陡然間時間像是被幾股陰寒的氣息給凝住了,四道黑影無聲無息的包圍了餘弈之,四人同時出掌以渾厚的內力破去了餘弈之身後的劍幕,反觀張俊才那邊也有四人擋在他的麵前以劍破劍擊碎了劍意。“我說過,你活不過今日”張俊才的聲音猶如地獄冤魂“八位叔叔決不能放過他,他是餘家孽種,若今日放虎歸山來日我王府必傾滅於他手”
“吼”震天虎嘯,曾舒出手了如天神下凡帶著絕強的內力一掌震開了包圍餘弈之的四人擋在了他的身前,“二王府還是一慣的下作”他傲視著八人“找你們很久了,準備好和老夫一同去陰曹見一見故人了麼?”
“曾舒?原來你還未死”一名黑影站了出來,“大哥和他費什麼話,一起殺了便是”另一名黑影陰惻惻的說道“想當年餘世景不照樣死在我們手下麼,他算個什麼東西”。
“放肆,死來”曾舒大怒,罡氣,如正午烈陽晃的人睜不開眼,他一躍而起如猛虎下山般欲擇人而噬,瞬間台上純陽罡氣與陰寒氣息戰在一起日月無光。

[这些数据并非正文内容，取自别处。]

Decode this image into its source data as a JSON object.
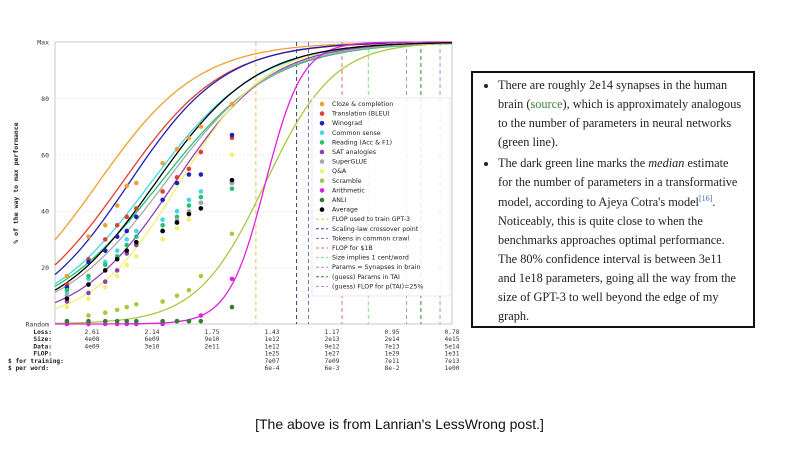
{
  "chart_data": {
    "type": "scatter",
    "ylabel": "% of the way to max performance",
    "y_ticks": [
      "20",
      "40",
      "60",
      "80"
    ],
    "y_top_label": "Max",
    "y_bottom_label": "Random",
    "ylim": [
      0,
      100
    ],
    "x_rows": [
      {
        "label": "Loss:",
        "values": [
          "2.61",
          "2.14",
          "1.75",
          "1.43",
          "1.17",
          "0.95",
          "0.78"
        ]
      },
      {
        "label": "Size:",
        "values": [
          "4e08",
          "6e09",
          "9e10",
          "1e12",
          "2e13",
          "2e14",
          "4e15"
        ]
      },
      {
        "label": "Data:",
        "values": [
          "4e09",
          "3e10",
          "2e11",
          "1e12",
          "9e12",
          "7e13",
          "5e14"
        ]
      },
      {
        "label": "FLOP:",
        "values": [
          "",
          "",
          "",
          "1e25",
          "1e27",
          "1e29",
          "1e31"
        ]
      },
      {
        "label": "$ for training:",
        "values": [
          "",
          "",
          "",
          "7e07",
          "7e09",
          "7e11",
          "7e13"
        ]
      },
      {
        "label": "$ per word:",
        "values": [
          "",
          "",
          "",
          "6e-4",
          "6e-3",
          "8e-2",
          "1e00"
        ]
      }
    ],
    "series": [
      {
        "name": "Cloze & completion",
        "color": "#f0a030",
        "midpoint": 0.9,
        "steepness": 0.95,
        "points": [
          [
            0.25,
            17
          ],
          [
            0.7,
            31
          ],
          [
            1.05,
            35
          ],
          [
            1.3,
            42
          ],
          [
            1.5,
            49
          ],
          [
            1.7,
            50
          ],
          [
            2.25,
            57
          ],
          [
            2.55,
            62
          ],
          [
            2.8,
            66
          ],
          [
            3.05,
            70
          ],
          [
            3.7,
            78
          ]
        ]
      },
      {
        "name": "Translation (BLEU)",
        "color": "#e04030",
        "midpoint": 1.4,
        "steepness": 0.95,
        "points": [
          [
            0.25,
            14
          ],
          [
            0.7,
            23
          ],
          [
            1.05,
            30
          ],
          [
            1.3,
            35
          ],
          [
            1.5,
            38
          ],
          [
            1.7,
            41
          ],
          [
            2.25,
            47
          ],
          [
            2.55,
            52
          ],
          [
            2.8,
            55
          ],
          [
            3.05,
            61
          ],
          [
            3.7,
            66
          ]
        ]
      },
      {
        "name": "Winograd",
        "color": "#2020b8",
        "midpoint": 1.55,
        "steepness": 1.0,
        "points": [
          [
            0.25,
            13
          ],
          [
            0.7,
            22
          ],
          [
            1.05,
            26
          ],
          [
            1.3,
            31
          ],
          [
            1.5,
            33
          ],
          [
            1.7,
            38
          ],
          [
            2.25,
            44
          ],
          [
            2.55,
            50
          ],
          [
            2.8,
            53
          ],
          [
            3.05,
            53
          ],
          [
            3.7,
            67
          ]
        ]
      },
      {
        "name": "Common sense",
        "color": "#40d8e8",
        "midpoint": 2.0,
        "steepness": 0.9,
        "points": [
          [
            0.25,
            11
          ],
          [
            0.7,
            16
          ],
          [
            1.05,
            22
          ],
          [
            1.3,
            26
          ],
          [
            1.5,
            30
          ],
          [
            1.7,
            33
          ],
          [
            2.25,
            37
          ],
          [
            2.55,
            40
          ],
          [
            2.8,
            44
          ],
          [
            3.05,
            47
          ],
          [
            3.7,
            50
          ]
        ]
      },
      {
        "name": "Reading (Acc & F1)",
        "color": "#28c070",
        "midpoint": 2.2,
        "steepness": 0.85,
        "points": [
          [
            0.25,
            12
          ],
          [
            0.7,
            17
          ],
          [
            1.05,
            21
          ],
          [
            1.3,
            24
          ],
          [
            1.5,
            28
          ],
          [
            1.7,
            31
          ],
          [
            2.25,
            35
          ],
          [
            2.55,
            38
          ],
          [
            2.8,
            42
          ],
          [
            3.05,
            45
          ],
          [
            3.7,
            48
          ]
        ]
      },
      {
        "name": "SAT analogies",
        "color": "#9040b0",
        "midpoint": 2.5,
        "steepness": 1.0,
        "points": [
          [
            0.25,
            8
          ],
          [
            0.7,
            11
          ],
          [
            1.05,
            15
          ],
          [
            1.3,
            19
          ],
          [
            1.5,
            25
          ],
          [
            1.7,
            28
          ],
          [
            2.25,
            33
          ],
          [
            2.55,
            36
          ],
          [
            2.8,
            39
          ],
          [
            3.05,
            43
          ],
          [
            3.7,
            50
          ]
        ]
      },
      {
        "name": "SuperGLUE",
        "color": "#a8a8a8",
        "midpoint": 2.3,
        "steepness": 0.9,
        "points": [
          [
            0.25,
            10
          ],
          [
            0.7,
            14
          ],
          [
            1.05,
            19
          ],
          [
            1.3,
            23
          ],
          [
            1.5,
            26
          ],
          [
            1.7,
            29
          ],
          [
            2.25,
            33
          ],
          [
            2.55,
            37
          ],
          [
            2.8,
            40
          ],
          [
            3.05,
            43
          ],
          [
            3.7,
            50
          ]
        ]
      },
      {
        "name": "Q&A",
        "color": "#f2f070",
        "midpoint": 2.6,
        "steepness": 1.1,
        "points": [
          [
            0.25,
            6
          ],
          [
            0.7,
            9
          ],
          [
            1.05,
            13
          ],
          [
            1.3,
            17
          ],
          [
            1.5,
            21
          ],
          [
            1.7,
            24
          ],
          [
            2.25,
            30
          ],
          [
            2.55,
            34
          ],
          [
            2.8,
            37
          ],
          [
            3.05,
            41
          ],
          [
            3.7,
            60
          ]
        ]
      },
      {
        "name": "Scramble",
        "color": "#a8c840",
        "midpoint": 4.4,
        "steepness": 1.4,
        "points": [
          [
            0.25,
            1
          ],
          [
            0.7,
            3
          ],
          [
            1.05,
            4
          ],
          [
            1.3,
            5
          ],
          [
            1.5,
            6
          ],
          [
            1.7,
            7
          ],
          [
            2.25,
            8
          ],
          [
            2.55,
            10
          ],
          [
            2.8,
            12
          ],
          [
            3.05,
            17
          ],
          [
            3.7,
            32
          ]
        ]
      },
      {
        "name": "Arithmetic",
        "color": "#e020e0",
        "midpoint": 4.4,
        "steepness": 2.6,
        "points": [
          [
            0.25,
            0
          ],
          [
            0.7,
            0
          ],
          [
            1.05,
            0
          ],
          [
            1.3,
            0
          ],
          [
            1.5,
            0
          ],
          [
            1.7,
            0
          ],
          [
            2.25,
            0
          ],
          [
            2.55,
            1
          ],
          [
            2.8,
            1
          ],
          [
            3.05,
            3
          ],
          [
            3.7,
            16
          ]
        ]
      },
      {
        "name": "ANLI",
        "color": "#2e7d32",
        "midpoint": null,
        "steepness": null,
        "points": [
          [
            0.25,
            1
          ],
          [
            0.7,
            1
          ],
          [
            1.05,
            1
          ],
          [
            1.3,
            1
          ],
          [
            1.5,
            1
          ],
          [
            1.7,
            1
          ],
          [
            2.25,
            1
          ],
          [
            2.55,
            1
          ],
          [
            2.8,
            1
          ],
          [
            3.05,
            1
          ],
          [
            3.7,
            6
          ]
        ]
      },
      {
        "name": "Average",
        "color": "#000000",
        "midpoint": 2.1,
        "steepness": 0.95,
        "points": [
          [
            0.25,
            9
          ],
          [
            0.7,
            14
          ],
          [
            1.05,
            19
          ],
          [
            1.3,
            23
          ],
          [
            1.5,
            26
          ],
          [
            1.7,
            29
          ],
          [
            2.25,
            33
          ],
          [
            2.55,
            36
          ],
          [
            2.8,
            39
          ],
          [
            3.05,
            41
          ],
          [
            3.7,
            51
          ]
        ]
      }
    ],
    "vlines": [
      {
        "name": "FLOP used to train GPT-3",
        "color": "#f2c050",
        "x": 4.2
      },
      {
        "name": "Scaling-law crossover point",
        "color": "#404080",
        "x": 5.05
      },
      {
        "name": "Tokens in common crawl",
        "color": "#7070c0",
        "x": 5.3
      },
      {
        "name": "FLOP for $1B",
        "color": "#e07060",
        "x": 6.0
      },
      {
        "name": "Size implies 1 cent/word",
        "color": "#80e080",
        "x": 6.55
      },
      {
        "name": "Params = Synapses in brain",
        "color": "#a0a0a0",
        "x": 7.35
      },
      {
        "name": "(guess) Params in TAI",
        "color": "#2e8b2e",
        "x": 7.65
      },
      {
        "name": "(guess) FLOP for p(TAI)=25%",
        "color": "#c080d0",
        "x": 8.05
      }
    ]
  },
  "notes": {
    "bullet1_a": "There are roughly 2e14 synapses in the human brain (",
    "bullet1_link": "source",
    "bullet1_b": "), which is approximately analogous to the number of parameters in neural networks (green line).",
    "bullet2_a": "The dark green line marks the ",
    "bullet2_em": "median",
    "bullet2_b": " estimate for the number of parameters in a transformative model, according to Ajeya Cotra's model",
    "bullet2_ref": "[16]",
    "bullet2_c": ". Noticeably, this is quite close to when the benchmarks approaches optimal performance. The 80% confidence interval is between 3e11 and 1e18 parameters, going all the way from the size of GPT-3 to well beyond the edge of my graph."
  },
  "caption": "[The above is from Lanrian's LessWrong post.]"
}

“張俊才,剛才那人說的是也不是?”餘弈之盯著張俊才身上寒意湧現。
“嘿嘿嘿”張俊才一陣陰笑癱坐在地上很是暢快“小子我說過有些事情你承受不起的,跟我王府作對的下場隻有一個字死,哈哈哈”他很享受餘弈之現在的表情。
“很好,你可以去死了”軟劍光華大作餘弈之懷著必殺之心衝向張俊才。
“轟隆隆”就在此時台上兩團光影炸裂開來,氣浪翻滾首當其衝的餘弈之被生生掀翻口吐鮮血半跪在地,曾舒一身渾身破破爛爛帶著幾道劍痕退到了他的身前。
對麵張俊才卻被氣浪拍昏在地不知人事,那八人同時也擋在了他的身前臉上的黑巾全部炸碎人人嘴角掛著一絲血跡。

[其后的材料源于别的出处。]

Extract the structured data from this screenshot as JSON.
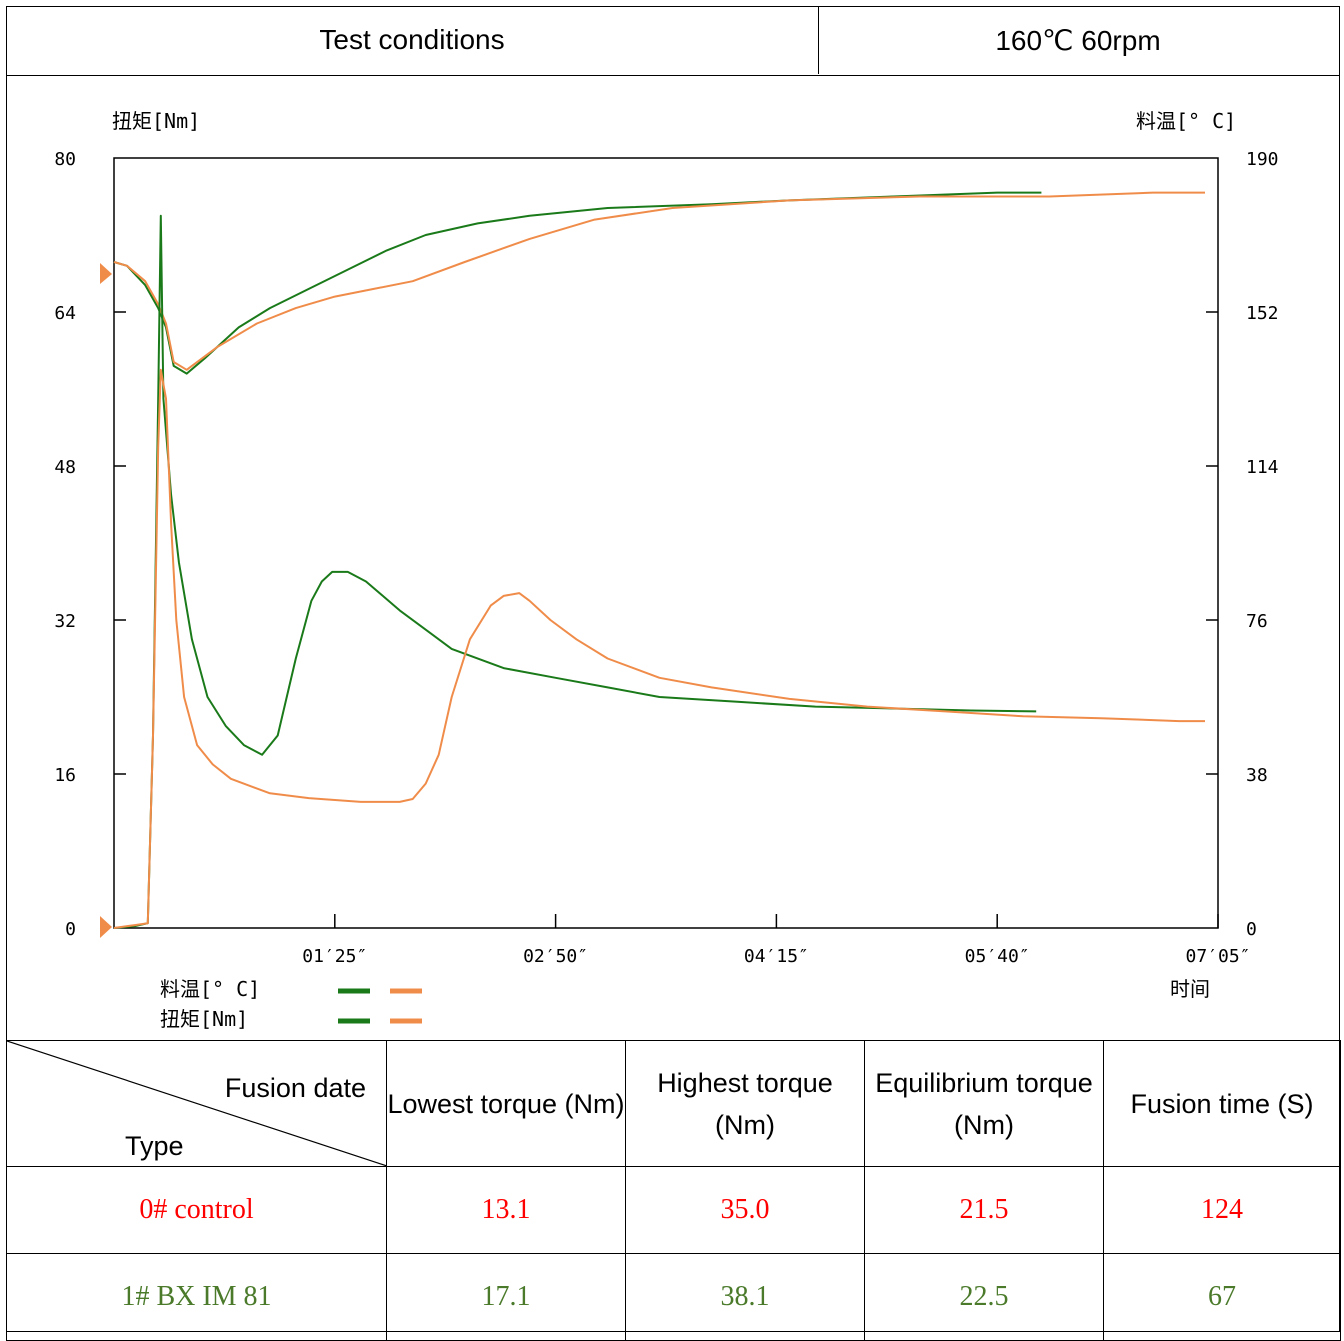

“哈哈哈”曾舒定睛一看突然間狂笑起來,原來對麵八人模樣相似身高相仿,所有人臉上從左至右都有一道被人一劍劃過的劍傷深可見骨如同腦袋被人劈成兩半又重新接上了一般“看來我師兄是手下留情了,不然你們幾個鬼東西怎可還遊蕩在這陽間?”
“老東西,今日你與這餘家孽種不可能活著離開這裡”原本昏迷趴在地上的張俊才慢慢轉醒了他麵目有些扭曲從懷中掏出一個事物扔上了天空炸開了來。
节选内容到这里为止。